For those of us who are new to the professional world, there are countless new lessons to learn. One of these new lessons that was never covered in any classroom I stepped foot in is salary negotiation. Even the phrase ‘salary negotiation’ sounds intimidating and just so very adult. I always thought it would be an easy thing for me, telling my boss what I thought my services are worth and holding firm to that, but the reality is that I am not an experienced negotiator. In our modern culture, negotiation has been taken out of nearly every aspect of life. We go to the store and pay a fixed price or go online and search for the best deal, but we rarely actually sit down face-to-face and attempt to strike a bargain with another individual.

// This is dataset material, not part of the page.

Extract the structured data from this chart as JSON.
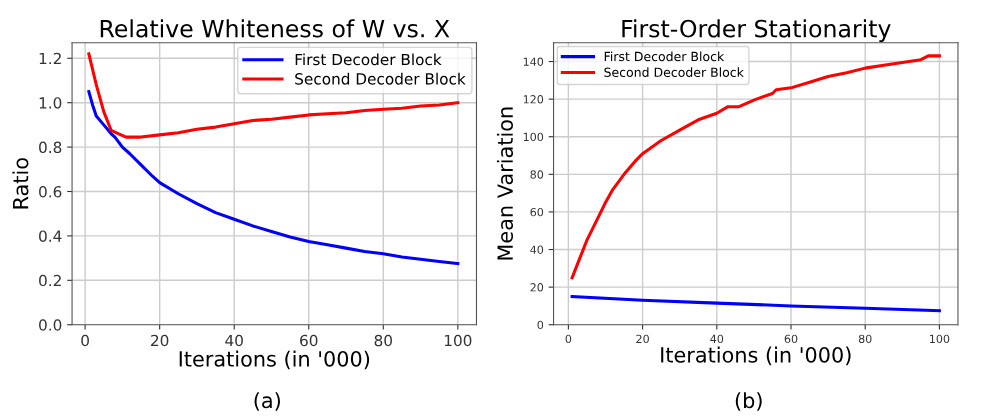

The exceptions I have experienced are buying a car and negotiating salary, but I am even less versed in car buying than I am salary negotiating.
To prepare for the looming salary negotiation I knew was in my near future, I picked up Roger Dawson’s book, The Secrets of Power Negotiating. I took as many lessons as I could from the book into my boss’ office just last week. As with any big life decision, the key is to negotiation is to plan ahead. The three main take-aways in the negotiation planning process are as follows:
- Do your homework. Research the industry standards for a position similar to yours. I used http://www1.salary.com/ to research not only my position, but company size and relative experience as well.
- Consider your strengths. Take into account anything else you bring to the table that a normal employee in a particular role would not. The second phase of planning is to document what you have already accomplished. I started doing this with the goal of proving my worth to my employer, but ended up slowly building confidence in myself. I felt considerably more comfortable walking into the corner office after putting together a list of the projects on which I had a significant impact.
- Work the numbers against your personal budget. Does the salary you are aiming for make sense for your lifestyle, goals, and skill-set? If you go in asking for a deal that doesn’t get you excited, you may not walk away feeling like the position is a long term fit. Set a standard for where you would walk away from the table before even entering the room.
Being selfish probably isn’t the best way to phrase this approach, but in negotiating, you really have to look out for what’s best for yourself. For me, working for a smaller company made this even harder. I knew exactly what budget cuts would be made if I was to get the salary I wanted. At the end of the day, I was able to have a constructive conversation with my boss and outline what I believe to be my value to the company. I walked in asking for a little higher than I was willing to accept and walked out with the offer I was after. If you do your negotiating well, you can walk away feeling like both you and your company are getting a win.